If the same amount of money was spent on walking programmes,
changing infrastructure to promote safe streets, more cycling,
we would really make a substantial impact on increasing
the nation's physical activity.
We need more money for physical activity level promotion
that would make it more in balance with the elite level promotion.
And the graph would do that?
I would think so.
The person who has to strike that balance is Aileen Campbell,
the Public Health Minister.
So this works your upper back muscles.
Today, she's visiting an activity programme
that's funded as part of the Commonwealth Games legacy.
The total funding for this programme nationally is £800,000 a year.
Can she really justify spending millions chasing medals
rather than more on programmes like this?
I think there's a wider debate around the country as well about what want and expect.
People like seeing and they can be inspired by our athletes
performing really well,
but I'm acutely aware that we have,
despite an enormous amount of effort,
a fifth of the population who have remained inactive.
The active population have got more active.
But, you're right, we need to make sure we don't lose sight of the fact
that our inactive population hasn't increased
in the way we would have liked and we need to make sure
that our focus is on improving on that figure,
making sure we do things that we know work.
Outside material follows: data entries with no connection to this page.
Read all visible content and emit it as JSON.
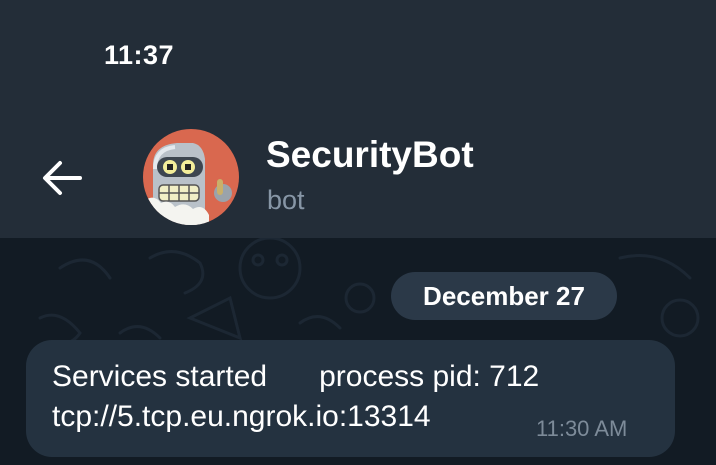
{
  "status_bar": {
    "time": "11:37"
  },
  "header": {
    "back_icon": "arrow-left-icon",
    "avatar": "bot-avatar",
    "title": "SecurityBot",
    "subtitle": "bot"
  },
  "chat": {
    "date_separator": "December 27",
    "messages": [
      {
        "text_part_1": "Services started",
        "text_part_2": "process pid: 712",
        "text_line_2": "tcp://5.tcp.eu.ngrok.io:13314",
        "time": "11:30 AM"
      }
    ]
  },
  "colors": {
    "header_bg": "#232d38",
    "chat_bg": "#121b24",
    "bubble_bg": "#243240",
    "date_chip_bg": "#2b3948",
    "subtitle": "#8796a6",
    "avatar_bg": "#d9684f"
  }
}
I wanted to challenge my own assumptions making this programme...
..and I wanted to do that by looking at the evidence.
So I'm glad the government wants to look at what works.
I've been hearing that the problem of inactivity
in this country is a huge one.
We need things that make the population healthier and more active
just in their day-to-day living.
And one thing we can say for sure is,
sport doesn't have all the answers.
As many of us think about New Year's resolutions to get fitter, John Beattie looks at why our elite sporting success isn't translating into a healthier population. Our top athletes are winning more medals than ever, but the general population isn't becoming more active.
The theory was that mega-events like the London Olympics and Glasgow Commonwealth Games would inspire a generation to become healthier. John hears from elite athletes and ordinary folk about why that hasn't happened and what it might take to get us off the sofa.